Originalmente, as apresentações em presépios e igrejas são iniciadas no dia 24 de dezembro e se estendem até o dia 6 de janeiro, mas essas datas não são tão rígidas. Os grupos podem iniciar as apresentações um pouco antes. No caso de Os Pastores do Menino Deus, a encenação é dividida em dois atos, cantados com composições de Dona Lili. Essa é uma das preocupações da coordenadora do grupo, que também muda de figurinos, a cada ano. Além de compor para o seu grupo, ela presenteia outros organizadores da brincadeira com composições de sua autoria. “Eu mesma escrevo. Acho que o grupo tem que mudar todo ano, para não ficar aquela coisa chata. Sempre é bom a gente trazer uma novidade. Este ano, eu estou com vontade de colocar os Três Reis Magos”, planeja.
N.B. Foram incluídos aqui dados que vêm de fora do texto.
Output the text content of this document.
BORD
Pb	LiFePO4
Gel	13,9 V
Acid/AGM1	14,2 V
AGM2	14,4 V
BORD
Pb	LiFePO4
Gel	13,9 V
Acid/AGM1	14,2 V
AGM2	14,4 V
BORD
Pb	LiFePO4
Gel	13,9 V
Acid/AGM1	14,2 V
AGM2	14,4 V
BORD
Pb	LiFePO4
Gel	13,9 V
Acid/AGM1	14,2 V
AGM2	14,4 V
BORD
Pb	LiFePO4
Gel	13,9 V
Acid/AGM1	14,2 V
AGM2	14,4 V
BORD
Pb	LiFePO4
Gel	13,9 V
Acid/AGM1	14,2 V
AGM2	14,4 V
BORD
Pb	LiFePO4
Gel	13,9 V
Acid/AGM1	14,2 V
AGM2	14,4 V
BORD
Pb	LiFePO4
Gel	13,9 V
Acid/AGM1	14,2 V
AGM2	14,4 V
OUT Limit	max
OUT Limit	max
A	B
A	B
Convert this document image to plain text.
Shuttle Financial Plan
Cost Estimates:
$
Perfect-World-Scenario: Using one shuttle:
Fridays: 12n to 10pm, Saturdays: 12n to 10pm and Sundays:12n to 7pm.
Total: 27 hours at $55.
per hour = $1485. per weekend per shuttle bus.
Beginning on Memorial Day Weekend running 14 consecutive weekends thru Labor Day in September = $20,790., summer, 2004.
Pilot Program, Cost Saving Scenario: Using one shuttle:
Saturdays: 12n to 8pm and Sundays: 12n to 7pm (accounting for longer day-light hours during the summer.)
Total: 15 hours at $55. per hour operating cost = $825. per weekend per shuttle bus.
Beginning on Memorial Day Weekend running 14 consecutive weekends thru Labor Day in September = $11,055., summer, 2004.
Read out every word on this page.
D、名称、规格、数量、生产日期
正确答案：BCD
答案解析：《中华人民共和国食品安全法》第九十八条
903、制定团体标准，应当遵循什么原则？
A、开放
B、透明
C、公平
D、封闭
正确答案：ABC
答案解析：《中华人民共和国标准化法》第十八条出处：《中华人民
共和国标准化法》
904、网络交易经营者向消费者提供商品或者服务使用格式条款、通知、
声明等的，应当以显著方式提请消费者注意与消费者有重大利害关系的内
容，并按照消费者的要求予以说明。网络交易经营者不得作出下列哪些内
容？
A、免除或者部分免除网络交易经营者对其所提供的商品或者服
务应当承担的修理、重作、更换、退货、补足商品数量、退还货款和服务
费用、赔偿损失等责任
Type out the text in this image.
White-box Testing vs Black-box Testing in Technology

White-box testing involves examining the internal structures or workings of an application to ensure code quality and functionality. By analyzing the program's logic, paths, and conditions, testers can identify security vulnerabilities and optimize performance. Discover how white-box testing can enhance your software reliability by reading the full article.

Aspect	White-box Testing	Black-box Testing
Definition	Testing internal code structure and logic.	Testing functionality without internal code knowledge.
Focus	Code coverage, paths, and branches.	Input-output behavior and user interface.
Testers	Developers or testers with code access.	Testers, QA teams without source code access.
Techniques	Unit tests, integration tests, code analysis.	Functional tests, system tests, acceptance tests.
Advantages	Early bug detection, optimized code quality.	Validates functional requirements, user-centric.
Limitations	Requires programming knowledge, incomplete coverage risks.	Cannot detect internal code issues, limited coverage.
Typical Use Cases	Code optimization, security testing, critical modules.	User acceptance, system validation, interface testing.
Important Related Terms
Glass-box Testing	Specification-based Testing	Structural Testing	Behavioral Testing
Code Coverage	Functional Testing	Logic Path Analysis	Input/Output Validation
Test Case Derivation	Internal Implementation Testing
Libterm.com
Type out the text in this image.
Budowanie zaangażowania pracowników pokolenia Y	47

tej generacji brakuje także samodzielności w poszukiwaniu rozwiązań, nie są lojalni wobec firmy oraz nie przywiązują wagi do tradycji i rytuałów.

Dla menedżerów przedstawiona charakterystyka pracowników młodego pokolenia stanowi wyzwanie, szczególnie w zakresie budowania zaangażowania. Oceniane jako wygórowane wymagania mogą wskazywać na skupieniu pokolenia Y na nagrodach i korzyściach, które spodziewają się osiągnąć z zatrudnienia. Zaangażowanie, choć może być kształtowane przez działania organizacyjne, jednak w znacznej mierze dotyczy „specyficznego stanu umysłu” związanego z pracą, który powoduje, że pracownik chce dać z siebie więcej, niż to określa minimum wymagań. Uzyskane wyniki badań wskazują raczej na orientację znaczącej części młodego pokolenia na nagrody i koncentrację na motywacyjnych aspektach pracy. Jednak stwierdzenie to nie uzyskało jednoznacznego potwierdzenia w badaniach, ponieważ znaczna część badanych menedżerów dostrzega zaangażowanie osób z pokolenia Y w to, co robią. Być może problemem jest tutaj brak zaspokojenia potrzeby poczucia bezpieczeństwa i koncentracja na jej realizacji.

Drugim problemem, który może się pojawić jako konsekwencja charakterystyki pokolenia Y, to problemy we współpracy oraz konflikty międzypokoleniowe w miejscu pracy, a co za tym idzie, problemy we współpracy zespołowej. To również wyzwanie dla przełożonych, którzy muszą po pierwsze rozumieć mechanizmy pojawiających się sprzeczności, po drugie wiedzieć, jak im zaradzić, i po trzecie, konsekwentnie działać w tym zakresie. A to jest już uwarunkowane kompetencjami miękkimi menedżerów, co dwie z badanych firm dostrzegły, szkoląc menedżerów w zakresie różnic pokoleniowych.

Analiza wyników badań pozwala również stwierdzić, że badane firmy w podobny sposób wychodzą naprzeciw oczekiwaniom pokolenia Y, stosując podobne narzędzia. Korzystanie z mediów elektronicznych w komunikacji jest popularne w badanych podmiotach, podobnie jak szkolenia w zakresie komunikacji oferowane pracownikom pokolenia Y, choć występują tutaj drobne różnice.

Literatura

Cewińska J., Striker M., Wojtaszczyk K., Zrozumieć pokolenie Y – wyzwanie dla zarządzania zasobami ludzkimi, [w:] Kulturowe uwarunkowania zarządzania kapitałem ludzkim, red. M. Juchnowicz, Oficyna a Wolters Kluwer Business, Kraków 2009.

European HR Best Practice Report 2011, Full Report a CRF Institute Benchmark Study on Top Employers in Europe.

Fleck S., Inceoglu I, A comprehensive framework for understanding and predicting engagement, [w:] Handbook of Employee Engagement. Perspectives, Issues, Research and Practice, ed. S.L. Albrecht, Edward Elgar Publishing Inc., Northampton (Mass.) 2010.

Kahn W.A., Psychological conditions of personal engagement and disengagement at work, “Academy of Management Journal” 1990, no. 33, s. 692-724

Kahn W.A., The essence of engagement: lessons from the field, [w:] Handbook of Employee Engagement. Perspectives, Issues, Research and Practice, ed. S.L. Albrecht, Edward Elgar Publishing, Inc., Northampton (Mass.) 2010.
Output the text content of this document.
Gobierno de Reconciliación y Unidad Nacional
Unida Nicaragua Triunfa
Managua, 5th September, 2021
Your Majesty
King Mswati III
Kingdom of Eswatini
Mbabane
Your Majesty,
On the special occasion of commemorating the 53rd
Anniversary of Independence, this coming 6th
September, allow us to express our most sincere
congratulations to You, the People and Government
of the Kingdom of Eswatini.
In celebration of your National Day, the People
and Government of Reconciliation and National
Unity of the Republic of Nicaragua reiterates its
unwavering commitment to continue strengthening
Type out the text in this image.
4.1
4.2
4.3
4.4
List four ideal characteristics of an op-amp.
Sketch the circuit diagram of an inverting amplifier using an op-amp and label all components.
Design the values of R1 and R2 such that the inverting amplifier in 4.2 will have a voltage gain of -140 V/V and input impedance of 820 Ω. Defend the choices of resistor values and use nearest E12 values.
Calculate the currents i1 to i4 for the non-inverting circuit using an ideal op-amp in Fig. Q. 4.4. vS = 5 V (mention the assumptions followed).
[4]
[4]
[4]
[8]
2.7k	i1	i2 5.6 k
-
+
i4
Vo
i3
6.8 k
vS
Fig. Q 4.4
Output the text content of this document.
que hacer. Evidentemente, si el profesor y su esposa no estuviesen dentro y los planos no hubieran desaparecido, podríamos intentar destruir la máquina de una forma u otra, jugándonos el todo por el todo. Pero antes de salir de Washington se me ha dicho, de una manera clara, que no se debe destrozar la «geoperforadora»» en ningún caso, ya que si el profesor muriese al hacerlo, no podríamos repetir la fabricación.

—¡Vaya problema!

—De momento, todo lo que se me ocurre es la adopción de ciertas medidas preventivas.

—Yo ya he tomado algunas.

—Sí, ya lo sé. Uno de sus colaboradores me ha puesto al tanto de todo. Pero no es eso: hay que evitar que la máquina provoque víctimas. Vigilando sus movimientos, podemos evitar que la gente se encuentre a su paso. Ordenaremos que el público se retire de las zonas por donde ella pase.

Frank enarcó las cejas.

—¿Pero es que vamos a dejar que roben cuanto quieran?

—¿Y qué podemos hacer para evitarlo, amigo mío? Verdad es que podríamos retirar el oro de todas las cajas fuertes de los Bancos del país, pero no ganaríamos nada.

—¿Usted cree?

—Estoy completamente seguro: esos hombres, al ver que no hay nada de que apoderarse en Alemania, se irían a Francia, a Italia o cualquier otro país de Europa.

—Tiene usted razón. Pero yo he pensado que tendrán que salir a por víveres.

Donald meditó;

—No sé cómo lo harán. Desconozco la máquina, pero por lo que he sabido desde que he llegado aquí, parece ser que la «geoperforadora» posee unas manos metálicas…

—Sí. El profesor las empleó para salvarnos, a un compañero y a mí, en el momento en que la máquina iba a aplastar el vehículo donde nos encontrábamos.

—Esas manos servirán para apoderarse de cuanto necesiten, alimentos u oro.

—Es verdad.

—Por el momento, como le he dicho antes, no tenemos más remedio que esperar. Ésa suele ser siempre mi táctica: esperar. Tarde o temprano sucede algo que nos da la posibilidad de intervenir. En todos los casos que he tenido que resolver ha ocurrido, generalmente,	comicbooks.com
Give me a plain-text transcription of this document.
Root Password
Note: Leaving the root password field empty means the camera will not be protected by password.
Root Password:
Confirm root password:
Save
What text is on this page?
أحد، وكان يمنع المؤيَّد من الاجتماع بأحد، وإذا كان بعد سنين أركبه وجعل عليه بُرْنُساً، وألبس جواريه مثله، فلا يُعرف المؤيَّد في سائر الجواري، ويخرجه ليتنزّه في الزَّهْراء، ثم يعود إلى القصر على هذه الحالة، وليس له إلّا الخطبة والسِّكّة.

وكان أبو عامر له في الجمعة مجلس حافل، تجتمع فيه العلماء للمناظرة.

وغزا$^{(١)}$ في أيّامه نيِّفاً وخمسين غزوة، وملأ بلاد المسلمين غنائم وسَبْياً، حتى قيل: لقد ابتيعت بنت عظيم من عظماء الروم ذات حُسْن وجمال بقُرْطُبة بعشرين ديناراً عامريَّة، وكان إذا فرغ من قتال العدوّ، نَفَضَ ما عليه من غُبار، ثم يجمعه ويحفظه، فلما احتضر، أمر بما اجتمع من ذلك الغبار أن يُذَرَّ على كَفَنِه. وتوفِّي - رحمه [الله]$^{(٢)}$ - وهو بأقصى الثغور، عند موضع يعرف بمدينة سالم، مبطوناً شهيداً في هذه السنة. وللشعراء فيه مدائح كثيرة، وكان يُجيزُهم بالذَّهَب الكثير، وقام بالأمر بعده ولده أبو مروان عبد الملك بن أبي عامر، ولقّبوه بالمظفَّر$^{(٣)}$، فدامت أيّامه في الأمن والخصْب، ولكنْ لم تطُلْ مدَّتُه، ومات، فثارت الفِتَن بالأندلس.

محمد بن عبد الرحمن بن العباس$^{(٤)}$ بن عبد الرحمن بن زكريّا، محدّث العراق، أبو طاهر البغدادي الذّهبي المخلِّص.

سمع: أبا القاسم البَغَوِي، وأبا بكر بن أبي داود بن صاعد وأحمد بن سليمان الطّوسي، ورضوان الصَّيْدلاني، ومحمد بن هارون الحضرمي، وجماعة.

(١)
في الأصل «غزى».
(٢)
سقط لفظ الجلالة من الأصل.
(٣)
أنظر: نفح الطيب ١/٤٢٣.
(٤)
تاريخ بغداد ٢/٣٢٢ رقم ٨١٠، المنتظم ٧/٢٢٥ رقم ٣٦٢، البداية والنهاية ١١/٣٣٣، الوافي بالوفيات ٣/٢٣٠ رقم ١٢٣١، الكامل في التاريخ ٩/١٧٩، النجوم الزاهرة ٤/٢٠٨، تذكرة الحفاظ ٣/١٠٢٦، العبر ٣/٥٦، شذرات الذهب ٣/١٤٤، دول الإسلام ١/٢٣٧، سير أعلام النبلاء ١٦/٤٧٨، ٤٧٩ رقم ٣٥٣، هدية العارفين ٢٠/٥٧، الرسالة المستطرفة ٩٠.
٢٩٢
Mesmo cuidando pessoalmente de todos os detalhes do grupo, Dona Lili ainda tem tempo de participar de outras manifestações populares na época de Natal. Há 12 anos, ela é uma das integrantes da Natalina da Paixão, organizada pela Cia. Barrica e também representa a Deusa das Flores, no grupo de pastores do Sesc.
Bumba-Meu-Boi e procissão
Além do grupo de pastores, Dona Lili é apaixonada por grupos de bumba-meu-boi de orquestra. Uma paixão que envolve a família toda, os filhos e netos participam das brincadeiras e, todos os anos, como agradecimento e admiração, vários grupos de bumba-meu-boi fazem apresentações na porta de sua casa, no bairro do João Paulo. Essa relação com grupos de bumba-meu-boi é bem antiga, desde o seu nascimento no dia 29 de junho, curiosamente Dia de São Pedro. “Nasci no Dia de Pedro, aquele assanhado, deve ser por isso que eu sou assim. Minha história com bumba-meu-boi tem 80 anos”, conta.
No entanto, o seu envolvimento com a cultura não para por aí. Todos os anos, entre 1º e 13 de maio, ela organiza a festa e a procissão de Nossa Senhora de Fátima. Os festejos, cuja direção lhe foi repassada após o falecimento de Dona Mundica, existem desde 1959. “Eu tenho que fazer a festa para a minha santinha linda todos os anos, mas meus filhos me ajudam muito. Todos os filhos me ajudam muito, principalmente, a Esterzinha. Quando ela chegou de Portugal, eu estava doente com Pneumonia, aí ela se empenhou bastante para me ajudar a organizar o grupo”, conta.
Homenagem
Organizadora de um dos mais antigos entre os seis grupos de pastores que ainda realizam o auto de Natal em São Luís, a grande maioria foi extinta com o tempo, a premiação para Dona Lili é recebida com bastante simplicidade e uma alegria modesta de quem faz a festa para preservar uma tradição e uma paixão construída ao longo de 80 anos de vida. “Eu fico muito feliz, lá vai ter muitos amigos, gente que eu gosto bastante. Lá o nosso grupo vai se apresentar pela primeira vez este ano”, frisa.
Entre os presentes, Dona Lili cita alguns nomes que para ela são importantes na ocasião. Além da família, o amigo de longas datas, o compositor e cantor Cláudio Pinheiro e a governadora Roseana Sarney, por quem nutre um carinho quase maternal. “Eu gosto muito da Roseana, faço promessa pela saúde dela, gosto dela sem nenhuma razão aparente. Para mim, a Roseana é como uma filha que eu não tive”, define.